Dengan kultivasinya saat ini, serta kemahirannya dalam Dao Ruang, dia dapat dengan mudah menghindari deteksi bahkan dari Penguasa Wilayah Bawaan jika dia cukup berhati-hati.
Wilayah Nether yang Mendalam tidak istimewa, semuanya sama seperti ketika dia pergi bertahun-tahun yang lalu, kecuali bahwa jumlah Master Alam Pembuka Surga Tingkat Ketujuh telah meningkat secara signifikan.
Tanpa berlama-lama di Wilayah Nether yang Mendalam, Yang Kai kembali ke Markas Besar Tertinggi beberapa hari kemudian untuk menunggu perintah selanjutnya.
Mi Jing Lun dengan cepat mempersiapkan semuanya, dan dalam waktu satu bulan, semuanya sudah siap.

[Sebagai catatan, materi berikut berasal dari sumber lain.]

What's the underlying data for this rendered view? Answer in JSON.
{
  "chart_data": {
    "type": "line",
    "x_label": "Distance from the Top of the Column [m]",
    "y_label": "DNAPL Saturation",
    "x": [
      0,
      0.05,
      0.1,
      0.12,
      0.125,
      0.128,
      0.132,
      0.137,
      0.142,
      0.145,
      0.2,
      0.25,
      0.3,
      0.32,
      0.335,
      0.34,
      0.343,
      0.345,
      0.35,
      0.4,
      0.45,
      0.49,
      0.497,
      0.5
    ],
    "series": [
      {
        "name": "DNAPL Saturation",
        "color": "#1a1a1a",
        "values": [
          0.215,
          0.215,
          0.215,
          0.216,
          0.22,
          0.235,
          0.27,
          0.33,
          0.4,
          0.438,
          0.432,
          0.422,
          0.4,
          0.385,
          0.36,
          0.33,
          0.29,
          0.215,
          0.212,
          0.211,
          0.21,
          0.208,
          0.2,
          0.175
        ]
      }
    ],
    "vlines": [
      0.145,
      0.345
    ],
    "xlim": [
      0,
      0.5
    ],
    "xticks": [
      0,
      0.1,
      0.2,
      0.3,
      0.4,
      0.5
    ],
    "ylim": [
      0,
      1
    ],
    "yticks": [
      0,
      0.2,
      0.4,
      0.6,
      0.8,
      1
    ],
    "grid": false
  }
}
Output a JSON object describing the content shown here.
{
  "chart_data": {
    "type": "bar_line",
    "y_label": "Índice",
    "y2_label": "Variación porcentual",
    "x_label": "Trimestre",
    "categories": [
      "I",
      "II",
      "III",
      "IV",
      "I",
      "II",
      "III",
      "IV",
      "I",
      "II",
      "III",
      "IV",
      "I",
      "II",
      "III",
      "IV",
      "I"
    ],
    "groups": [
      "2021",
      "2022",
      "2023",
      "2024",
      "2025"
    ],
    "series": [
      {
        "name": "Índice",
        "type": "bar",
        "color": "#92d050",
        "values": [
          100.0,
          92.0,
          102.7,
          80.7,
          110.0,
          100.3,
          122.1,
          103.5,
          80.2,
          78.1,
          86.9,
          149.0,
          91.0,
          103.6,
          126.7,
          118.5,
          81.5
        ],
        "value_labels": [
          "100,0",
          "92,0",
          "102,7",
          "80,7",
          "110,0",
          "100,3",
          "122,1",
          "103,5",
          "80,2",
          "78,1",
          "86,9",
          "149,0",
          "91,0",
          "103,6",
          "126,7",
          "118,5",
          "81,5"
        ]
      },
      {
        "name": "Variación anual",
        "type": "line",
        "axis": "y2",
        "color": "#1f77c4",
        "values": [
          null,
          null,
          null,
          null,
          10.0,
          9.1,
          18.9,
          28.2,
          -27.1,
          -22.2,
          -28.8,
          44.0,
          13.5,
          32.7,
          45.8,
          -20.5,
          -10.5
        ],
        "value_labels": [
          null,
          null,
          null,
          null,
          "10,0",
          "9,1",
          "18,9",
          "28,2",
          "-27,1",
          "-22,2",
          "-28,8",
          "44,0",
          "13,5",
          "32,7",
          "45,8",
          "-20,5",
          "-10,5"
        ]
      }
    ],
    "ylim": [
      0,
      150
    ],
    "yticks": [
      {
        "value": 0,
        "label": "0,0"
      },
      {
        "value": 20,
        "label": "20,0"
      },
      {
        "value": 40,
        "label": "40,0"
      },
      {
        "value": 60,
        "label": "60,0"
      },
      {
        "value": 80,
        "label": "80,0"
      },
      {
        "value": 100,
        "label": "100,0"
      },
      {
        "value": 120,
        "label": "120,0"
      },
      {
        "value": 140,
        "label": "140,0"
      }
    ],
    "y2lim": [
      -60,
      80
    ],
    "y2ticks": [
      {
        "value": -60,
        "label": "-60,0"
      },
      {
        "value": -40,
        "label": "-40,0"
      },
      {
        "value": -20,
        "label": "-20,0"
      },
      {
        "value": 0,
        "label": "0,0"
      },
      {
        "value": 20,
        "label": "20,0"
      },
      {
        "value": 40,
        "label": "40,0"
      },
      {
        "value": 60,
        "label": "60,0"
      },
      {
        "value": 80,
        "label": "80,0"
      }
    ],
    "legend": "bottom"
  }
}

Ketika Yang Kai tiba di alun-alun utama, ia melihat puluhan ribu tentara telah berkumpul. Namun, tentara-tentara ini sangat berbeda dari biasanya.
Banyak dari mereka berambut abu-abu atau putih, dan meskipun mereka tidak terlihat terlalu tua, mereka jelas tidak muda. Tingkat kultivasi mereka juga umumnya rendah, sebagian besar berada di Alam Surga Terbuka Tingkat Keempat atau Kelima, bahkan beberapa di Tingkat Ketiga.
Yang Kai segera mengerti bahwa mereka adalah para Master Alam Surga Terbuka yang lahir di masa-masa awal dan kultivasi mereka saat ini telah mencapai batas bawaan mereka.
Kultivasi seperti itu tidak akan efektif di berbagai medan perang, karena mereka akan sangat rentan terhadap korupsi dari Kekuatan Tinta Hitam. Karena itu, mereka biasanya ditugaskan untuk peran logistik.
Kelompok orang ini akan memiliki kegunaan terbatas dalam pertempuran; namun, jika mereka dibawa ke Medan Perang Tinta Hitam untuk menambang sumber daya, itu tidak akan menjadi hambatan.
Jelas bahwa Mi Jing Lun telah mempertimbangkan masalah ini secara menyeluruh, itulah sebabnya dia memanggil kelompok orang ini, dan ingin Yang Kai mengawal mereka ke Medan Perang Tinta Hitam.